Can kids really help the bees and other pollinators?

Can kids really help the bees and other pollinators?

Feb 26, 2024

Have you heard that bees are dying out and worried where your next spoonful of honey is going to come from? Well honey should be the least of your worries! In fact, honeybees are doing just fine. It’s the tens of thousands of other wild bees and other pollinators you should be concerned about.

Many insects such as bumblebees, solitary bees (those that don’t have queens and organised colonies), hoverflies, moths and butterflies have declined a lot in recent years, due to their habitats being destroyed or converted to farmland, over-use of pesticides, and increasingly by climate change.

This should worry us because most of the trees and other plants that take in carbon dioxide and store it are insect pollinated, which could be bad for efforts to reverse climate change.

We should also worry because three quarters of the crops grown around the world that we rely on for food, including most of the fruits and nuts that provide essential vitamins and minerals, need bees and other pollinators to be successful. And most of that pollination is done by wild-living insects.

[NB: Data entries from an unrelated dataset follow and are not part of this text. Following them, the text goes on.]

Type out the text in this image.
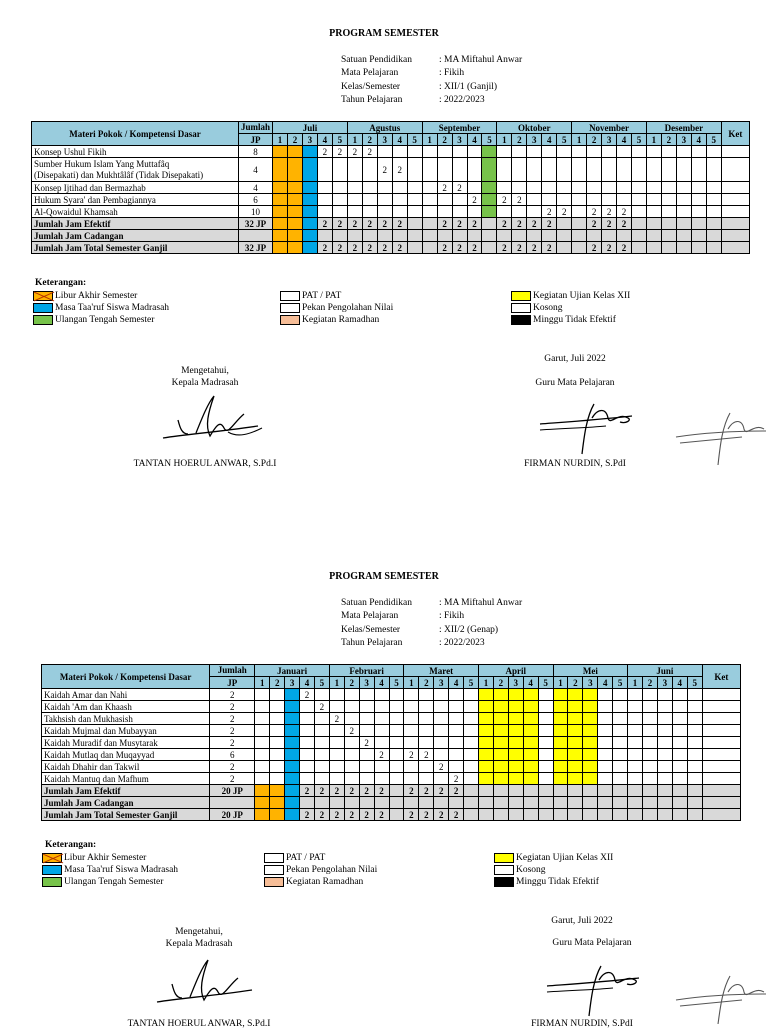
PROGRAM SEMESTER
Satuan Pendidikan	: MA Miftahul Anwar
Mata Pelajaran	: Fikih
Kelas/Semester	: XII/1 (Ganjil)
Tahun Pelajaran	: 2022/2023
Materi Pokok / Kompetensi Dasar	Jumlah	Juli					Agustus					September					Oktober					November					Desember					Ket
	JP	1	2	3	4	5	1	2	3	4	5	1	2	3	4	5	1	2	3	4	5	1	2	3	4	5	1	2	3	4	5	
Konsep Ushul Fikih	8				2	2	2	2																								
Sumber Hukum Islam Yang Muttafâq
(Disepakati) dan Mukhtâlâf (Tidak Disepakati)	4								2	2																						
Konsep Ijtihad dan Bermazhab	4												2	2																		
Hukum Syara' dan Pembagiannya	6														2		2	2														
Al-Qowaidul Khamsah	10																			2	2		2	2	2							
Jumlah Jam Efektif	32 JP				2	2	2	2	2	2			2	2	2		2	2	2	2			2	2	2							
Jumlah Jam Cadangan																																
Jumlah Jam Total Semester Ganjil	32 JP				2	2	2	2	2	2			2	2	2		2	2	2	2			2	2	2							
Keterangan:
Libur Akhir Semester
Masa Taa'ruf Siswa Madrasah
Ulangan Tengah Semester
PAT / PAT
Pekan Pengolahan Nilai
Kegiatan Ramadhan
Kegiatan Ujian Kelas XII
Kosong
Minggu Tidak Efektif
Garut, Juli 2022
Mengetahui,
Kepala Madrasah	Guru Mata Pelajaran
TANTAN HOERUL ANWAR, S.Pd.I	FIRMAN NURDIN, S.PdI
PROGRAM SEMESTER
Satuan Pendidikan	: MA Miftahul Anwar
Mata Pelajaran	: Fikih
Kelas/Semester	: XII/2 (Genap)
Tahun Pelajaran	: 2022/2023
Materi Pokok / Kompetensi Dasar	Jumlah	Januari					Februari					Maret					April					Mei					Juni					Ket
	JP	1	2	3	4	5	1	2	3	4	5	1	2	3	4	5	1	2	3	4	5	1	2	3	4	5	1	2	3	4	5	
Kaidah Amar dan Nahi	2				2																											
Kaidah 'Am dan Khaash	2					2																										
Takhsish dan Mukhasish	2						2																									
Kaidah Mujmal dan Mubayyan	2							2																								
Kaidah Muradif dan Musytarak	2								2																							
Kaidah Mutlaq dan Muqayyad	6									2		2	2																			
Kaidah Dhahir dan Takwil	2													2																		
Kaidah Mantuq dan Mafhum	2														2																	
Jumlah Jam Efektif	20 JP				2	2	2	2	2	2		2	2	2	2																	
Jumlah Jam Cadangan																																
Jumlah Jam Total Semester Ganjil	20 JP				2	2	2	2	2	2		2	2	2	2																	
Keterangan:
Libur Akhir Semester
Masa Taa'ruf Siswa Madrasah
Ulangan Tengah Semester
PAT / PAT
Pekan Pengolahan Nilai
Kegiatan Ramadhan
Kegiatan Ujian Kelas XII
Kosong
Minggu Tidak Efektif
Garut, Juli 2022
Mengetahui,
Kepala Madrasah	Guru Mata Pelajaran
TANTAN HOERUL ANWAR, S.Pd.I	FIRMAN NURDIN, S.PdI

Though this is worrying, there’s lots that we can do to help pollinators. We can all play a role, especially kids, who are often fascinated by insects. Here are some ideas to get them engaged:

  • Pollinators need food. So, grow some nectar and pollen rich flowers in your garden or even in a balcony pot or window box. There’s lots to choose from, suitable for all types of locations. Kids can help with sowing seeds or planting out – they love getting their hands dirty! Some useful plant lists can be found online, for example at the Royal Horticultural Society in the UK, and The Xerces Society in the USA.
  • Learn to appreciate the dandelions and daisies in your lawn! They are really important for our pollinators, especially early in the year. Get the kids out counting them every day and make a graph of the number of open flower heads and how it changes over time, the numbers of bees and butterflies they see, etc.
  • Once you’ve learned to relax about the dandelions, consider letting other areas of your garden run wild! Long grass, piles of dead wood and prunings from trees will provide places for over-wintering insects to hibernate. If you have room for a small, shallow dish of water, all the better: many bees need to drink and some hoverflies lay their eggs in water. Hoverfly lagoons are a great project for kids.
  • Install bee hotels on walls and fences. You can buy them or make your own – there’s lots of instructions online, for example here.
  • Help your kids to write to your local council and ask them to stop using herbicides such as glyphosate and reduce the mowing of road verges and park grasslands. If these areas are allowed to flower, they can support hundreds of pollinators.